Yep, it must be +/-same. The 2/2 GB for userland/kernel is defined by 
HW.  Only size of shared libraries may affect (lower) usable user space 
for given program.
> 
>> All ports are built with default options. The only non-standard item is the swap size -> I have 16GB of swap on a swap partition on the SSD.
> 
> Wow, 16 GiBYtes of swap space for 2 GiBytes of RAM. I guess
> when the swap is added that you get a notice-pair of the
> structure:
> 
> QUOTE
> warning: total configured swap (. . . pages) exceeds maximum recommended amount (. . . pages).
> warning: increase kern.maxswzone or reduce amount of swap.
> END QUOTE
> 
> with a rather large difference between the two ". . ." figures.
> 
> Do you make other adjustments to deal with the otherwise-reported
> potential mistuning? It appears to make tradeoffs in the kernel
> internal memory handling, if I understand right.
The above message should be interpreted as: warning, the kernel may in 
word, rear case need to allocate additional
memory when swapping some object(memory) out. This may leads to 
deadlock/panic. But again, event is this warning valid,
resulting deadlock/panic is very rare. I newer see it in past many years...

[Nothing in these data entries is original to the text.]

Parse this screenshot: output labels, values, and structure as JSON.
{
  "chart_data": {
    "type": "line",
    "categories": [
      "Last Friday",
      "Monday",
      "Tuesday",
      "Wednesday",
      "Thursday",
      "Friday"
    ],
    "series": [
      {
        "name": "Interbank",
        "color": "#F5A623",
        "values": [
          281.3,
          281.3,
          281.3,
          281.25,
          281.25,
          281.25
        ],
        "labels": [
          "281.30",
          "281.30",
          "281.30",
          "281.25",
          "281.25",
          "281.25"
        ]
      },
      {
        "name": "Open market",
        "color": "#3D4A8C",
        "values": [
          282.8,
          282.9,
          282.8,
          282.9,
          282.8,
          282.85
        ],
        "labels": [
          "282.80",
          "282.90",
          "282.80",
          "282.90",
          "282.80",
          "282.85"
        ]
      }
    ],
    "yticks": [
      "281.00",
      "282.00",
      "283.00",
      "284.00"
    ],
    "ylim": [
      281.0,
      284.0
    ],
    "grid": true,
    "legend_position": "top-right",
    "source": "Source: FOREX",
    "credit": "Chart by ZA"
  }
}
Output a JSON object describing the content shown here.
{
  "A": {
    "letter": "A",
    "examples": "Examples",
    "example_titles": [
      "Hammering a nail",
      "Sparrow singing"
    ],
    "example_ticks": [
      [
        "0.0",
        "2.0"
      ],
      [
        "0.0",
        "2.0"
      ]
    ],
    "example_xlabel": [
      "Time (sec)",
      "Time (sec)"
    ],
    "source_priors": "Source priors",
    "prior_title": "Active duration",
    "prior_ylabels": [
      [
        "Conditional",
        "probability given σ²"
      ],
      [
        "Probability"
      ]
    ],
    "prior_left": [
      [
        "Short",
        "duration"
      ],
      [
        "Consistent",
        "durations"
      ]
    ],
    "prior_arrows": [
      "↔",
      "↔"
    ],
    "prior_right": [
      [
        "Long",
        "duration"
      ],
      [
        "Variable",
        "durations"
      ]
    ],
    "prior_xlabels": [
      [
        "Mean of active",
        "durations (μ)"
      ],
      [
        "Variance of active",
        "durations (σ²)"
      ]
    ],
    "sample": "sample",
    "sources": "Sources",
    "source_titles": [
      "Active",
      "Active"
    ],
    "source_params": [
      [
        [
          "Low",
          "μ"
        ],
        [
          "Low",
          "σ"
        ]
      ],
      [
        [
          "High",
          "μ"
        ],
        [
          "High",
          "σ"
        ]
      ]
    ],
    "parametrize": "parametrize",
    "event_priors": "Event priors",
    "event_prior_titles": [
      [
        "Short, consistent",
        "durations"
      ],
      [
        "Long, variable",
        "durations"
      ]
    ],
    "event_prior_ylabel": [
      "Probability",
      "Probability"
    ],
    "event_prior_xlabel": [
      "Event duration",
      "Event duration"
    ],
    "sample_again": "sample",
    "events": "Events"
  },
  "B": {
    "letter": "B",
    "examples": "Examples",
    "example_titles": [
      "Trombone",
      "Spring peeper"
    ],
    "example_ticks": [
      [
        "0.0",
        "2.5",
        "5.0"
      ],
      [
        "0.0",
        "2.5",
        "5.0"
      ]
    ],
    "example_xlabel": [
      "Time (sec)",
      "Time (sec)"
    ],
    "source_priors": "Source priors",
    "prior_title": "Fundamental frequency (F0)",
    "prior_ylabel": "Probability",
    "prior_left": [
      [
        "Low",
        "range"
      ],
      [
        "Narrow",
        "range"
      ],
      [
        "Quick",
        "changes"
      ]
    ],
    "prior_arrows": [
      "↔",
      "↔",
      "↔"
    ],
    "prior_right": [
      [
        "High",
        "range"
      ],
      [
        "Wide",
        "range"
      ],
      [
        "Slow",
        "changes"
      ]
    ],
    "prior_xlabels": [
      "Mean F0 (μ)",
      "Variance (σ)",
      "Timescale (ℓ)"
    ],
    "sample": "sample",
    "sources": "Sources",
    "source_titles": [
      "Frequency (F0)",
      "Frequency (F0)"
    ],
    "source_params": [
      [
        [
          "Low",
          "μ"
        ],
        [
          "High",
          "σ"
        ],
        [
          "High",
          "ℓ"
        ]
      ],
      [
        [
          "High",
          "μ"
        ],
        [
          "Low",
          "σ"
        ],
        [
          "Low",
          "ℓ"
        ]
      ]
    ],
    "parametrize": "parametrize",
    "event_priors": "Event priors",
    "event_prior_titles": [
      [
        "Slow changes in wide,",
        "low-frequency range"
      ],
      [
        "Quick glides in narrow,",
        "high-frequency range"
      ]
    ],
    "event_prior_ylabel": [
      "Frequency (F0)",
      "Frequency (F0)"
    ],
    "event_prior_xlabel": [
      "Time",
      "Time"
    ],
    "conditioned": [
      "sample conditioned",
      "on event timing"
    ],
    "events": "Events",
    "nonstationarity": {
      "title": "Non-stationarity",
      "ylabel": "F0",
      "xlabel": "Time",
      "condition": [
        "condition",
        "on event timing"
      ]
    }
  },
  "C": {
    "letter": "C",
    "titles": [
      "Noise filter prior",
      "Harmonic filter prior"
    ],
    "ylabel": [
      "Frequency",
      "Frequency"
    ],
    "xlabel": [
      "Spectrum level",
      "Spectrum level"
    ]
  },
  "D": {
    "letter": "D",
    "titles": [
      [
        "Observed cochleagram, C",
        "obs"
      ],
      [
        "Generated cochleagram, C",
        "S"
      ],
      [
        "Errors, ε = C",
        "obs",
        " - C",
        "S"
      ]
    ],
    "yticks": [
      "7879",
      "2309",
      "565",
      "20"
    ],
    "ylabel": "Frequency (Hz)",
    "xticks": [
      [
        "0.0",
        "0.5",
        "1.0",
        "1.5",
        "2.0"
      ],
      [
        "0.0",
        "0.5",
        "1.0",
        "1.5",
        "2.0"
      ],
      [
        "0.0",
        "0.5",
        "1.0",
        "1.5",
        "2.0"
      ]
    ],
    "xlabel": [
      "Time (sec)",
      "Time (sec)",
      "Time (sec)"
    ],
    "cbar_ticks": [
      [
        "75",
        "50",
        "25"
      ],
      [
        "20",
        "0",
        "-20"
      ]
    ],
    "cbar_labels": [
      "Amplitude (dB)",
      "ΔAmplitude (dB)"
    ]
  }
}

>> But I guess that's not important in this case.
> 
> At least for my context, it appears that memory allocations
> are failing to find a big enough free area inside the
> process's address space --without running out of system
> RAM+SWAP space overall.
> 
> For the OrangePi+ 2ed ( and devel/llvm18 18.1.7 ) it was
> during the earlier linker run for:
> 
> FAILED: bin/lli-child-target
> . . .
> LLVM ERROR: out of memory
> Allocation failed
> 
> That much finished just fine on the Windows DevKit
> 2023 used via a armv7 jail ( devel/llvm18 18.1.8_1 ).
> The failure point was in a later link ( matching what
> I saw via devel/llvm19 ).
> 
>> I just started build of llvm19 - but it takes few hours to complete..
> 
> Probably fewer hours than on the OrangePi+ 2ed but
> more than on the Windows DevKit 2023 (if they were
> completing, anyway).
> 

The native build is still running (60% in fact), arm32 jail build has 
been stopped on my Honeycomb (killed by OOM).Unfortunately this is an 
old problem and is common on all platforms. The current LLVM cannot be 
built without additional tricks on machines that have less than 2GB (RAM 
+ swap) per core.....

Michal